ANOVAs are handy, however, are limited by the number of variables the model can handle. I.e. you can only test two variables across groups. Multiple Analysis of Variance (MANOVA) models can handle this problem.
MANOVA
MANOVA is an extension of the ANOVA so it’ll be helpful for you if you’ve familiarized yourself with it. It will also be helpful if you’ve familiarized yourself with matrix maths. Because we’re dealing with a more complex model it’s helpful to use matrices to solve it.
Let’s imagine for each observation e.g. each participant, is modeled as vectors where $$y_{ij} = \mu + \epsilon_{ij}$$ where $$i = 1, 2, … , k;$$ is the variable, $$j = 1, 2, …, n.$$ is the $\mu_i$ is the group mean and $\epsilon_{ij}$ is the error for that variable and observation. As in the ANOVA, the null hypothesis in a MANOVA is still $H0: \mu_1 = \mu_2 = \mu_3$ and the alternate hypothesis is $H0: \mu_1 \neq \mu_2 \neq \mu_3$.
Wilks’ Test Statistic
$$\Lambda = \frac{|E|}{|E + H|}$$
We reject $H_0$ if $\Lambda \underline{<} \Lambda_{\alpha, p, \upsilon H, \upsilon E}$ where p is the number of variables, $\upsilon H$ is the degrees of freedom for the hypothesis, and $\upsilon E$ is the degrees of freedom for error. This is analogous to the F test in the ANOVA. R nicely calculates the analgous F-statistic for us so I’m not going to go into how that’s calculated.

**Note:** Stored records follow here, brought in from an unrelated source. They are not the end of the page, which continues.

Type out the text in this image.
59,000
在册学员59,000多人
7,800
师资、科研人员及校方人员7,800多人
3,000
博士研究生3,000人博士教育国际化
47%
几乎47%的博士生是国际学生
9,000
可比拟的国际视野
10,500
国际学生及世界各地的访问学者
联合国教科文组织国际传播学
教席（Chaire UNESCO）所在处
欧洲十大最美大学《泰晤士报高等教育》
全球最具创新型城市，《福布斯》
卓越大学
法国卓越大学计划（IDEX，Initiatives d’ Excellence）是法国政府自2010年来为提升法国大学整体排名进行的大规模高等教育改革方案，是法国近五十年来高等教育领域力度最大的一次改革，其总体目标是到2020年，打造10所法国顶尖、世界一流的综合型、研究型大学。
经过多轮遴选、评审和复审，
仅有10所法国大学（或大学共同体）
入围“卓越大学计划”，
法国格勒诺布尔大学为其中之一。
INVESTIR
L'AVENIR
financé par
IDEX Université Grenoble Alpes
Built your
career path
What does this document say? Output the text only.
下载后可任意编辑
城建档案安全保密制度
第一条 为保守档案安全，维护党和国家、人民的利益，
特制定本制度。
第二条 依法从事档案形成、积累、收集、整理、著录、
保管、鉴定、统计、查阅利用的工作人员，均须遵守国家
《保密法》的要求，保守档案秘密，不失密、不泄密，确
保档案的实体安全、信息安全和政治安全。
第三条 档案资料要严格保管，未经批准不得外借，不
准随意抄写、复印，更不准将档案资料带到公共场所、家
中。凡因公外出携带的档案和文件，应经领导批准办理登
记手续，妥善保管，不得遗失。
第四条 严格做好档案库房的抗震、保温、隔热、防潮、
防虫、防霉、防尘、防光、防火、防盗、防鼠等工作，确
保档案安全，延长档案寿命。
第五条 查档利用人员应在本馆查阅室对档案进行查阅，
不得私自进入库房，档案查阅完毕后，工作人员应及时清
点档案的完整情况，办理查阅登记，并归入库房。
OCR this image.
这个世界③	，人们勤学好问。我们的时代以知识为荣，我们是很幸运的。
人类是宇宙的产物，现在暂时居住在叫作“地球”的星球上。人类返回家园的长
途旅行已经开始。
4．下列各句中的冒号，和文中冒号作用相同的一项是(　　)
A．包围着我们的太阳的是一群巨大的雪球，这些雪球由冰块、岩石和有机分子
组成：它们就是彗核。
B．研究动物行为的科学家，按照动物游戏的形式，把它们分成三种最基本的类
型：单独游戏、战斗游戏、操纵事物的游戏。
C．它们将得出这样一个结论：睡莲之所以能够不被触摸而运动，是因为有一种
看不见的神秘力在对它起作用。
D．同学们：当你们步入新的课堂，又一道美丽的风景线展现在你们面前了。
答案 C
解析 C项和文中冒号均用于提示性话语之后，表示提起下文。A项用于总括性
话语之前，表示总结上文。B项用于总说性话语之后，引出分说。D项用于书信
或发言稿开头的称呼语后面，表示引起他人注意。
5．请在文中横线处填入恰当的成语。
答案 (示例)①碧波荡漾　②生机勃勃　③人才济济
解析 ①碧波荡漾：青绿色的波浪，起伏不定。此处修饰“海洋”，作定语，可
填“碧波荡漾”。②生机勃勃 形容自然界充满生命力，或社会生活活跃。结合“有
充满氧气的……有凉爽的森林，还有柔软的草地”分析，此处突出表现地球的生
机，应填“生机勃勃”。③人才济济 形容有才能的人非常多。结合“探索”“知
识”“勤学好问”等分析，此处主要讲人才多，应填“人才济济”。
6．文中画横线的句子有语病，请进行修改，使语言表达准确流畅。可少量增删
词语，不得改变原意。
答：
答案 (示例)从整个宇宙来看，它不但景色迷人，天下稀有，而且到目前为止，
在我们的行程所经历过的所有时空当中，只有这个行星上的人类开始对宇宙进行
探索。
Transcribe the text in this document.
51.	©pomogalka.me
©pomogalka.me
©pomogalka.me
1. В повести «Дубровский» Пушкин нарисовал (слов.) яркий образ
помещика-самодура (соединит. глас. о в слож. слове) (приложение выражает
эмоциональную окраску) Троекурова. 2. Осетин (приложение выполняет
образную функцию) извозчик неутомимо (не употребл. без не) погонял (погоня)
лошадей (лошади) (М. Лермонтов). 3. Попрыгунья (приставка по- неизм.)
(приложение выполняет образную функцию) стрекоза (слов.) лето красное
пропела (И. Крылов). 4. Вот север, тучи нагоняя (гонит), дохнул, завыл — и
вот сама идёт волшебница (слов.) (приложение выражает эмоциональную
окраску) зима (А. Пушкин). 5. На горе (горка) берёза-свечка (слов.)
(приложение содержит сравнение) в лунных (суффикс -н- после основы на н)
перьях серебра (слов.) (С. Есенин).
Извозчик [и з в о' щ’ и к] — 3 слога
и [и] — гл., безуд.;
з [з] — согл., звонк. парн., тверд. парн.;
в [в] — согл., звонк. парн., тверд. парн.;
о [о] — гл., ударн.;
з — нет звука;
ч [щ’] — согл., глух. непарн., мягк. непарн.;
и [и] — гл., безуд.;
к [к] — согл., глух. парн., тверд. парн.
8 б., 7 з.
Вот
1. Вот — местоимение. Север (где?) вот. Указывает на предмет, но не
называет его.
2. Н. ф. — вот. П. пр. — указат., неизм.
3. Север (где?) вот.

To calculate the between sample variance matrix: ($H$) is $$H = \sum_{i=1}^k\frac{1}{n}y_{i}y\prime_i - \frac{1}{kn}yy\prime$$. To calculate within sample variance matrix ($E$) is $$E = \sum_{ij}y_{ij}y\prime_{ij} - \sum_i \frac{1}{n}y_iy\prime_i$$.
Now we can calculate $\Lambda$ and get the F stastistic.
In R:
#install.packages("car")
library(car)
## Loading required package: carData
data(iris)
man.model = manova(cbind(Sepal.Length, Sepal.Width, Petal.Length) ~ Species, data = iris)
res.man=summary(manova(cbind(Sepal.Length, Sepal.Width, Petal.Length) ~ Species, data = iris), test = "Wilks")
res.man
## Df Wilks approx F num Df den Df Pr(>F)
## Species 2 0.031546 223.8 6 290 < 2.2e-16 ***
## Residuals 147
## ---
## Signif. codes: 0 '***' 0.001 '**' 0.01 '*' 0.05 '.' 0.1 ' ' 1
Great we rejected the null for the overall model, what about each variable? To this we have to do post-hoc testing to compare each variable within each group. This is the same as what we did in the ANOVA. I’ll use Tukey’s HSD for the post-hocs.
In R:
#devtools::install_github("easystats/report")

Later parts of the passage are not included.